Curiosité et conservation
Aire marine nationale de conservation du Lac-Supérieur
Par Violet Davies et Marissa Wegher
J’ai beaucoup appris en dehors de la salle de classe grâce à mon expérience de travail étudiant dans l’équipe de conservation des ressources de Parcs Canada. Grâce à cette expérience, j’ai eu la chance de travailler avec une équipe compétente et diversifiée, de participer à des travaux de terrain passionnants et d’en apprendre davantage sur la conservation de l’environnement.
Cet été, j’ai participé à la surveillance des espèces envahissantes, à l’étude des marais, à la collecte de données pour l’Atlas des oiseaux nicheurs de l’Ontario, ainsi qu’au soutien de la mission de Parcs Canada, qui consiste à protéger et à partager les merveilles naturelles et culturelles de l’aire marine nationale de conservation du lac Supérieur. Des eaux libres et illimitées du lac Supérieur aux îles isolées de plages, de buissons et de rochers, Parcs Canada protège ces endroits étonnants.
Dans le domaine de la conservation de l’environnement, identifier les espèces rapidement et avec précision constitue une compétence précieuse. S’exercer pour reconnaître les caractéristiques principales et faire la différence rapidement et correctement entre des espèces similaires revêt de l’importance. En juin dernier, Parcs Canada s’est associé au Musée royal de l’Ontario pour offrir un atelier au personnel et aux membres des collectivités environnantes sur l’identification des poissons. Nous avons utilisé des guides, conservé des spécimens et effectué des échantillonnages sur le terrain pour identifier des espèces, telles que la truite, l’achigan, les salmonidés, les menés et le brochet.

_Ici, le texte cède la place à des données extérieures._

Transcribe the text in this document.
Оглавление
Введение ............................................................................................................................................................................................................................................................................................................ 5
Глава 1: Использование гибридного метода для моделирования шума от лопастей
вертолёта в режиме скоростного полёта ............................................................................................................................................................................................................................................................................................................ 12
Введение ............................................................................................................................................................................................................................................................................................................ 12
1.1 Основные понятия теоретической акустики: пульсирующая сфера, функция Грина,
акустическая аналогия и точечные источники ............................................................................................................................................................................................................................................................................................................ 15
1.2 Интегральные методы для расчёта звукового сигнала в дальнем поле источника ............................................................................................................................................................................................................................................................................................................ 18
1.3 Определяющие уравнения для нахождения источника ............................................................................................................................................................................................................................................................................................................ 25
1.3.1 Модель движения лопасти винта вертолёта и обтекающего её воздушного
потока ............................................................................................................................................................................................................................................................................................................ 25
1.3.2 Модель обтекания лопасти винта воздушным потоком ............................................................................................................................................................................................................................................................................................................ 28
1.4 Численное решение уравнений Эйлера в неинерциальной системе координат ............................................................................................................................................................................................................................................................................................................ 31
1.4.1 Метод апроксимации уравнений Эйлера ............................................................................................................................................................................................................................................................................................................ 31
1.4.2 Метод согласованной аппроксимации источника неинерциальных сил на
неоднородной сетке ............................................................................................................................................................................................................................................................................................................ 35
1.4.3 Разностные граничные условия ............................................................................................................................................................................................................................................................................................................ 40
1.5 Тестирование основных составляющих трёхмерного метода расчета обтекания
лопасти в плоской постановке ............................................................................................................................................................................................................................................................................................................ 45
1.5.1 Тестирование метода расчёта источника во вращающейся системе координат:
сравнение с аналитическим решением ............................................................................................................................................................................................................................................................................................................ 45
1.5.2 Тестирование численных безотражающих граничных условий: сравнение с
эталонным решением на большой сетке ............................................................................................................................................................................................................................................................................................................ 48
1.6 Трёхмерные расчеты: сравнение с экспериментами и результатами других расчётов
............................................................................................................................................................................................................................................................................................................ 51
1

Les ateliers constituent un excellent moyen d’apprentissage, mais j’ai surtout appris à identifier les espèces en travaillant sur le terrain, en réalisant leurs inventaires biologiques. Nous avons utilisé des guides ou les connaissances préalables de nos collègues pour identifier les espèces. J’ai appris à identifier des plantes que je n’avais jamais vues auparavant en travaillant sur les îles du lac Supérieur, comme la corydale toujours verte (une fleur rose et jaune), la menthe du Canada (une fleur violette avec des feuilles mentholées) et la plante fantôme. La plante fantôme est particulièrement intéressante parce qu’il s’agit d’un type de fleur sauvage dépourvue de chlorophylle (la substance qui rend les plantes vertes). Par conséquent, elle ne peut pas utiliser la lumière du soleil pour produire de l’énergie comme les autres plantes. Au lieu de cela, elle puise ses nutriments dans les racines des arbres environnants. La plante fantôme ressemble beaucoup à un champignon, mais c’est en fait une fleur, et je n’aurais jamais appris son existence sans mon expérience sur le terrain.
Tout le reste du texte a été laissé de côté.